In other words: Musk isn’t talking about landing the car on Mars and sending it off to do (autonomous) doughnuts below Olympus Mons. There’s a good chance it’ll just wind up as orbital wreckage. (That might be why he’s probably talking about a 2011 first-gen roadster, not the 2020 model, which currently only exists as a prototype). And though Musk writes that the “destination is Mars orbit,” that probably doesn’t mean putting the car in orbit around Mars, which commenters on Twitter have already pointed out would require specialized equipment on the car itself. A successful launch would instead likely end with the payload meandering indefinitely somewhere in the vicinity of Mars’ path around the sun.

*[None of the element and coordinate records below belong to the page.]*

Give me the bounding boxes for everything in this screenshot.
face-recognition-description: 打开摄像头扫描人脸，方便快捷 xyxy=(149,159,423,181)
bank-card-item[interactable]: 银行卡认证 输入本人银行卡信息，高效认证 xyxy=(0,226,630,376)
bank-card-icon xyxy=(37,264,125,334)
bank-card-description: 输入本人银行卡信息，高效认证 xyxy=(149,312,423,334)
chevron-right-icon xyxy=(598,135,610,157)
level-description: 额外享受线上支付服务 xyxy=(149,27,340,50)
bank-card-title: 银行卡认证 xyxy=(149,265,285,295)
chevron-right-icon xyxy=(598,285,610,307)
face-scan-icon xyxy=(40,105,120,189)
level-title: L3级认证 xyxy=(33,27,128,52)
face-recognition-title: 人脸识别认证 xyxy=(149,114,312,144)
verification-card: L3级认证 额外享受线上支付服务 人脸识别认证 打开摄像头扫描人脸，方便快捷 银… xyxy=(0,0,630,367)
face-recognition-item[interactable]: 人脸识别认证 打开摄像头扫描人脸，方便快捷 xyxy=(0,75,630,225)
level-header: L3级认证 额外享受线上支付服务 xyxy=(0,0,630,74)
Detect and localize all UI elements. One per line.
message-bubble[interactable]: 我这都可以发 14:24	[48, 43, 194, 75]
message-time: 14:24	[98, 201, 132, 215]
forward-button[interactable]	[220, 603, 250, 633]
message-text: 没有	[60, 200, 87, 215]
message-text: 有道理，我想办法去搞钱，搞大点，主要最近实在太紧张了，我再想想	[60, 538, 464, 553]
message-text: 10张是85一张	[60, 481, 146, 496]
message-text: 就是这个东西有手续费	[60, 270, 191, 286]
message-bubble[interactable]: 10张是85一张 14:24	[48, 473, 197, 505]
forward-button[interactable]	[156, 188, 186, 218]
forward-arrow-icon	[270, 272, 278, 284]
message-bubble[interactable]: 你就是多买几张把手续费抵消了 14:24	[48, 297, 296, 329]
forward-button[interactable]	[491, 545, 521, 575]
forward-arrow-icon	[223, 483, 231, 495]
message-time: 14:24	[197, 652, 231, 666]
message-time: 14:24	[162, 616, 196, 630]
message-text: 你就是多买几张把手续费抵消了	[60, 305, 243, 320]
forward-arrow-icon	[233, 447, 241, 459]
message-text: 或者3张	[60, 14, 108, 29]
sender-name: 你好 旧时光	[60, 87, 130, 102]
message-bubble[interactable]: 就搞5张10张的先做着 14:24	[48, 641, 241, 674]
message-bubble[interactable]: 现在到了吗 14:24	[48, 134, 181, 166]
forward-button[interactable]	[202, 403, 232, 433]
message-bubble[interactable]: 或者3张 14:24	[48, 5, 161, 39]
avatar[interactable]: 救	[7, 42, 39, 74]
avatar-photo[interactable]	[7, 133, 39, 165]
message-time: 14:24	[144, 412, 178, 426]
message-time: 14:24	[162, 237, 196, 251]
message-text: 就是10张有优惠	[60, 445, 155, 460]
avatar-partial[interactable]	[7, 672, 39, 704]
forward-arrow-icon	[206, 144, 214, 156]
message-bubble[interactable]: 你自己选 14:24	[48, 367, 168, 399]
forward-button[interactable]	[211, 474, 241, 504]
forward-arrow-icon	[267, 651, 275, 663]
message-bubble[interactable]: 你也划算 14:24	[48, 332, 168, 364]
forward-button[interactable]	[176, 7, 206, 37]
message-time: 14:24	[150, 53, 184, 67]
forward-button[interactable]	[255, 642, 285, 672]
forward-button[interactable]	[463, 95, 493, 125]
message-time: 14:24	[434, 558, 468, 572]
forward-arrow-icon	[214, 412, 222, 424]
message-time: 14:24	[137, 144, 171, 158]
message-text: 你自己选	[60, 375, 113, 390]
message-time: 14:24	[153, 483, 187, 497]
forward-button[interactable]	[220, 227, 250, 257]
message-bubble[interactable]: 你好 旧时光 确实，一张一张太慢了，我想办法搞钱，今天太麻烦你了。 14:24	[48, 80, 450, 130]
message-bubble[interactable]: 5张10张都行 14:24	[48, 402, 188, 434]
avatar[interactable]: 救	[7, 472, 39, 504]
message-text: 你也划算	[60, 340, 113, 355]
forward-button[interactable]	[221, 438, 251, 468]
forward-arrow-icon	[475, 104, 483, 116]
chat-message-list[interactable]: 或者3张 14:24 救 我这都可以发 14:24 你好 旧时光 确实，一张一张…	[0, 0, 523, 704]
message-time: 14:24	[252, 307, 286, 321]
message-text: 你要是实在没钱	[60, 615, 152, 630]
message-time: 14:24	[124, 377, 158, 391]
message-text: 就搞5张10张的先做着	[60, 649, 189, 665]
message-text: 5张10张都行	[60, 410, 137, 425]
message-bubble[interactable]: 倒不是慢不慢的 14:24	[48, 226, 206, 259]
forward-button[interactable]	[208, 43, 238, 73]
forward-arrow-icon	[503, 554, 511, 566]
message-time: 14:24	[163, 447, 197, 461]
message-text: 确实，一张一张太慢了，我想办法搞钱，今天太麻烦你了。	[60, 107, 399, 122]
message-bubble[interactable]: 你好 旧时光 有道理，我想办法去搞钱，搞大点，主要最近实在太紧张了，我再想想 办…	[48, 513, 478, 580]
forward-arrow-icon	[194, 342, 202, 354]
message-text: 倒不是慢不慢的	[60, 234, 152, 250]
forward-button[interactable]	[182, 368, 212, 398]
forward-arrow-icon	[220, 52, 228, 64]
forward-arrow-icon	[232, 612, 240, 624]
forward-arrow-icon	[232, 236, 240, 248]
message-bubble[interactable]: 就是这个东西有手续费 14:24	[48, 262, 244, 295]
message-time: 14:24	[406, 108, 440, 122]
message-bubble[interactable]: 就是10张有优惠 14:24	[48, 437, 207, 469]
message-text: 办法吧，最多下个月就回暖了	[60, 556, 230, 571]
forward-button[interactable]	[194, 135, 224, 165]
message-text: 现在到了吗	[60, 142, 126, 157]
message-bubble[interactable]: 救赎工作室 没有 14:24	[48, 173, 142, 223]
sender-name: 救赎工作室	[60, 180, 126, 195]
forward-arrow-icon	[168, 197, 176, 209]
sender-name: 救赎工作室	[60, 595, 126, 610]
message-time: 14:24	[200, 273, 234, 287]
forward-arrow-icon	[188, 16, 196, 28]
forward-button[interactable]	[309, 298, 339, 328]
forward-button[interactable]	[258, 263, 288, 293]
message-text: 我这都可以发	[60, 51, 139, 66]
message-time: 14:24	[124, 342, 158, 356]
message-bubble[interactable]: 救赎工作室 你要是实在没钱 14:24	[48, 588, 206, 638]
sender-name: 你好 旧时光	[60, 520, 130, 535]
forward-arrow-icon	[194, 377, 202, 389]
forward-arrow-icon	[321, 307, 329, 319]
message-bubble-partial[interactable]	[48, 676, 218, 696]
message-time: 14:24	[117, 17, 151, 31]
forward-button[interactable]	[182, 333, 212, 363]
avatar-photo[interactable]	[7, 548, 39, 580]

The symbolism on Earth is much more powerful, though, particularly for Musk’s personal image. It’s Musk at his joyful, nerdy, wildly ambitious best, a real-life Tony Stark playing with his mind-boggling toys with the unbridled enthusiasm of a 5-year-old. It also sums up just how much Musk has managed to accomplish in the past 15 years, and why he is now the most admired leader in technology.